Tourists get up close to a great white shark as it swims past the cage on Oct. 18, 2009 in Gansbaai, South Africa. Getty Images

Florida saw one of its first shark attacks of the season Monday when a surfer was bitten at New Smyrna Beach on the East Coast. The surfer, a 58-year-old man from Stuart, Florida, was about 40 yards from the shore when a shark bit his foot, the Orlando Sentinel reported.

Capt. Tammy Marris with the Volusia County Beach Safety Ocean Rescue told WFTV the surfer suffered only a minor injury, got out of the water himself and didn't need to be hospitalized. The man didn't get a good look at the shark, which she surmised may have confused him with prey in "a typical case of mistaken identity."

Read: Dead Sharks Are Popping Up In Florida Parking Lots and Driveways

Volusia County had 15 shark bites last year, according to the Daytona Beach News-Journal, which was its highest number in recent years. Florida as a state saw 32 bites, and the United States had 53. None of the American attacks proved fatal.

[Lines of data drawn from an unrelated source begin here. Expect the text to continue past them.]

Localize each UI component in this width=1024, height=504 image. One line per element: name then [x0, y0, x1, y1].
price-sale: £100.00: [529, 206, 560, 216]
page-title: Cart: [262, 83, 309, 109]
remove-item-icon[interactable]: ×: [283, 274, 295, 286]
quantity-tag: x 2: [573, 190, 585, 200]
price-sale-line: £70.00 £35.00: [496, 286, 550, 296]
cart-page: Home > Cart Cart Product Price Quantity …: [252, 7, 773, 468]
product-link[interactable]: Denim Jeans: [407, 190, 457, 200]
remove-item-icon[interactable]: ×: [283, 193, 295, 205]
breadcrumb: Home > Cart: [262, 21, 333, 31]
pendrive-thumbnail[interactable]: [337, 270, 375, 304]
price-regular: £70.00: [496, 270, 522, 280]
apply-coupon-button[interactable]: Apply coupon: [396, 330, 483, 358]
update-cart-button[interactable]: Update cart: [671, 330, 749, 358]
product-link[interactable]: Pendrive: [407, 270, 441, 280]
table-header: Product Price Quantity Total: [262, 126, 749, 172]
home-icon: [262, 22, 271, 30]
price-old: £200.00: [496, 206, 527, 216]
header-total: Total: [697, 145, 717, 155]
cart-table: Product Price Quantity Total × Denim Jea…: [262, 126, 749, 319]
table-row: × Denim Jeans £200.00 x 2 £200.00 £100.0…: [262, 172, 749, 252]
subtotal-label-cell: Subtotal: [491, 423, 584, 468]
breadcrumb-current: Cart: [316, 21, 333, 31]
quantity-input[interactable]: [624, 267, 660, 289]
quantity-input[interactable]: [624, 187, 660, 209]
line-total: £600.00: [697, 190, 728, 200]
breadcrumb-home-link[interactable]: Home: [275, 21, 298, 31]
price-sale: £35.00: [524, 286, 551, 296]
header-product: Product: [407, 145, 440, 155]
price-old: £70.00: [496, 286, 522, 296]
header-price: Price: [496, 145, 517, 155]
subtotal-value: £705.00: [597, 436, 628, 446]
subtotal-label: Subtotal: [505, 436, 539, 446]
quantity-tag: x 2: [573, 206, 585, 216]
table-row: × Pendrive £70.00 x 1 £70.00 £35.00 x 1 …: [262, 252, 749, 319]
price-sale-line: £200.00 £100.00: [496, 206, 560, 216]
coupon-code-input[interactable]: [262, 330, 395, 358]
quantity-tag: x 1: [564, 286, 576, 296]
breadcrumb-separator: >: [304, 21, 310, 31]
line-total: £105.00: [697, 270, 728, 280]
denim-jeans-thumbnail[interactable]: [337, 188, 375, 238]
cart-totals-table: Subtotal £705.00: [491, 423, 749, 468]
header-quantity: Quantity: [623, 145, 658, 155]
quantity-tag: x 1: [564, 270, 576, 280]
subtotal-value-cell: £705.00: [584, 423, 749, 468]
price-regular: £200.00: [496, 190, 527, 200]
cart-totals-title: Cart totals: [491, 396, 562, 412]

In general, the number of shark attacks has been slowly increasing in recent years, in part because a climbing number of humans have been moving into sharks' territory, according to George Burgess, the curator of the University of Florida’s International Shark Attack File.

"A shark attack is a human phenomenon," Burgess said in a January news release. "Sharks are a natural part of the ecosystem. The ocean is a foreign environment to humans, and when we enter the sea, we’re entering a wilderness."

More than half of the attacks that occurred worldwide in 2016 happened while the victim was partaking in board sports, according to the release. That said, Burgess described the odds of being wounded by a shark as "infinitesimal."

Should you find yourself still worrying about attracting sharks, there are precautions you can take. The Discovery Channel recommends you swim on clear days so sharks can see that you're not prey, stay in a group and make sure you're never bleeding in open water.